Suç işleyen, hata ve yanlış yapan olumsuz bir iz bırakır… Suça göz yuman, suça zemin hazırlayan, suça yataklık yapan ise kalıcı iz bırakır, kalıcı zarar verir… Hata ve yanlış yapılır… Bu, belki telafi edilebilir... Hata ve yanlışa fırsat vermenin ise, hiçbir masum tarafı olamaz… Görev ve sorumluluklarımızı yerine getirmediğimizin canlı kanıtlarıdır, suç makinasına dönüştürdüklerimiz… Yataklık etmek, suçu işlemekten daha kötü hâl… İnsan olmanın ve insan kalmanın bedeli, suça, kötülüğe engel olmak… Yataklık etmek, sadece bir eyleme değil, bir duruma, bir role, bir ihanete, bir suça bilerek ya da bilmeyerek yardım etmek… Yataklık edilen yer; suçun barındığı yerdir, dinlendiği yerdir, saklandığı yerdir… Yataklık etmek, sessizlikten, korkudan, çıkar ilişkilerinden, anlamsız sevgiden ve körü körüne sadakatten doğar… Yataklık etmedeki sessizlik, eylemi işlemekten daha kötü bir durum…

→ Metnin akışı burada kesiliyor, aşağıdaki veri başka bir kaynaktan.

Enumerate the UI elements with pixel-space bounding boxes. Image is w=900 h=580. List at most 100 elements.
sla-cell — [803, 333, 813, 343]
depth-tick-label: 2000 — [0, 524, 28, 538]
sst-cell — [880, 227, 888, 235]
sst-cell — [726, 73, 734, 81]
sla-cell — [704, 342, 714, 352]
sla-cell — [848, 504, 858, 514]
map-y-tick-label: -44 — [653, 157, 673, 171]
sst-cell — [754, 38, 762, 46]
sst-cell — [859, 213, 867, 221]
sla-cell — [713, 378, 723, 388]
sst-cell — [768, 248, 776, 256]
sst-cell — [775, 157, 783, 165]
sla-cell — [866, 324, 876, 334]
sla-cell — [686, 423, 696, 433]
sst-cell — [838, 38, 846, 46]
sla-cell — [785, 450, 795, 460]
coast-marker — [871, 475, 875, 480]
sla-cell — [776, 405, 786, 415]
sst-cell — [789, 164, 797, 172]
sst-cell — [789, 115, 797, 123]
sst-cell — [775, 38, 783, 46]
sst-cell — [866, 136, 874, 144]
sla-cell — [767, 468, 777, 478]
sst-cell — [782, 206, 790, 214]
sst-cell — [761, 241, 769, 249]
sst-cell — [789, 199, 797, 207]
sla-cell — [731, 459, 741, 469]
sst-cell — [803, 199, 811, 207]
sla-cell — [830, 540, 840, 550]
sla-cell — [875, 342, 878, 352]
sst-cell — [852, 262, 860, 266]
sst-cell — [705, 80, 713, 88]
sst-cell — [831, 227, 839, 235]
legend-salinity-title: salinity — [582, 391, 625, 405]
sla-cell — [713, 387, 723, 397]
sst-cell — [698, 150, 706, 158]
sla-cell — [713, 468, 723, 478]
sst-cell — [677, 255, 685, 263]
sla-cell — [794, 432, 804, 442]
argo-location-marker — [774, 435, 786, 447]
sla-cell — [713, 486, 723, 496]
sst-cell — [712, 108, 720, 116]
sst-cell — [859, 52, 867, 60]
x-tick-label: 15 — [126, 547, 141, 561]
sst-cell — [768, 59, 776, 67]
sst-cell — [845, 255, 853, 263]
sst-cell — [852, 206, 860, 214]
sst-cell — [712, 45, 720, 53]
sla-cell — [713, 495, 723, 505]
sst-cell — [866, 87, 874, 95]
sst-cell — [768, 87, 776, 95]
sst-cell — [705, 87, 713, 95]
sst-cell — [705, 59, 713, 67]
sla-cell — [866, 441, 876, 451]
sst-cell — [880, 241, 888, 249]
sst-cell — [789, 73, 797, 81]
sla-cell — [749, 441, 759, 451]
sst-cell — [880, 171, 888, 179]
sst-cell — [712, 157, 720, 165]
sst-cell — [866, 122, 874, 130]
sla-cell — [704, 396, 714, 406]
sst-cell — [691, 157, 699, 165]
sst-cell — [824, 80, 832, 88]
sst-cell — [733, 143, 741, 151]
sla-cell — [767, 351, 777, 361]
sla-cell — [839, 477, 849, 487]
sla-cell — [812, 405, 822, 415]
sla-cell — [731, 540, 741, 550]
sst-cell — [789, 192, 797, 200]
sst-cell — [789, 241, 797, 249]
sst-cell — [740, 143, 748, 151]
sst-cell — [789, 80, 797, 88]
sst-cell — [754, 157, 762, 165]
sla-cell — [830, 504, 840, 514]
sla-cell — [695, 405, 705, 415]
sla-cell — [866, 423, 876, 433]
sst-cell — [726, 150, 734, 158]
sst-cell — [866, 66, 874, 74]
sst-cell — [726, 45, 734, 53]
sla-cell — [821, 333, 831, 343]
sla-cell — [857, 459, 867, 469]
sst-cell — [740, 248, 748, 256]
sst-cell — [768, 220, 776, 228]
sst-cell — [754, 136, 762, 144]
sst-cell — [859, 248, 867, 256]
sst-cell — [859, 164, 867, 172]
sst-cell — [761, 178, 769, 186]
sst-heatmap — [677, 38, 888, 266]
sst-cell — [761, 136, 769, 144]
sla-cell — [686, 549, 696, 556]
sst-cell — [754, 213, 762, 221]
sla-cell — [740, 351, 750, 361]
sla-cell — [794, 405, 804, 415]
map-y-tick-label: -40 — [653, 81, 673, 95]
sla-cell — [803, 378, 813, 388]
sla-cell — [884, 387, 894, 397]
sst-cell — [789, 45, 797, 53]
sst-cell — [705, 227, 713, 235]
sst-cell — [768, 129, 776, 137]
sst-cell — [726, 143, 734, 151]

Yataklık etmek, yataklık yapanın kendi karanlık tarafına göz yummasıyla ortaya çıkan hâl… Vicdanın derinliklerinde saklanan küçük günahlar, bastırılan öfkeler, görmezden gelinen kötülükler, zaaflar, yalanlar, korkular; suç işleyenlere alan açar, onları büyütür, gece olup ışıklar söndüğünde iç sese bile itiraf edilemeyen işbirliklerine dönüşür… Bu ise, yataklık edilecek kişi ya da şeye iç barınak oluşturur… Bu, görünürde yataklık edeni korur; ancak, aslında, çoğu zaman içteki çürümeyi bir süreliğine gizler… Jung’un ‘gölge arketip’idir (insanın karanlık özelliklerini reddedip, onları bastırması ve farkında olmadan sürekli olarak çevresine yansıtmasıdır) bu… İnsan, kendi karanlık yönlerini bastırdıkça, bu yönler daha da güçlenir… Toplumsal düzeyde yataklık etmek, daha çetrefilli… Sistemli suskunluklar, toplumu suçun ortağı hâline dönüştürür… Meselâ, bir kimseye yönelik yapılan şiddet, mahalle sakinleri tarafından bilinir, ancak bir şey yapılmaz… Bir çocuk istismarı herkesin gözünün önünde yaşanır, lâkin utanç; korkuyla ve kayıtsızlıkla gizlenir… Yataklık edilen yer, failin evidir… Sorumlular suskun olur, medya manipüle edilir ve kol kırılır yen içinde kalır… Kötülük, bir zorbanın çığlığıyla değil, çevredeki sessiz onaylarla, insanların görmezden gelişleriyle büyür... Yataklık etmek, suçun işlenmesinden daha vahim…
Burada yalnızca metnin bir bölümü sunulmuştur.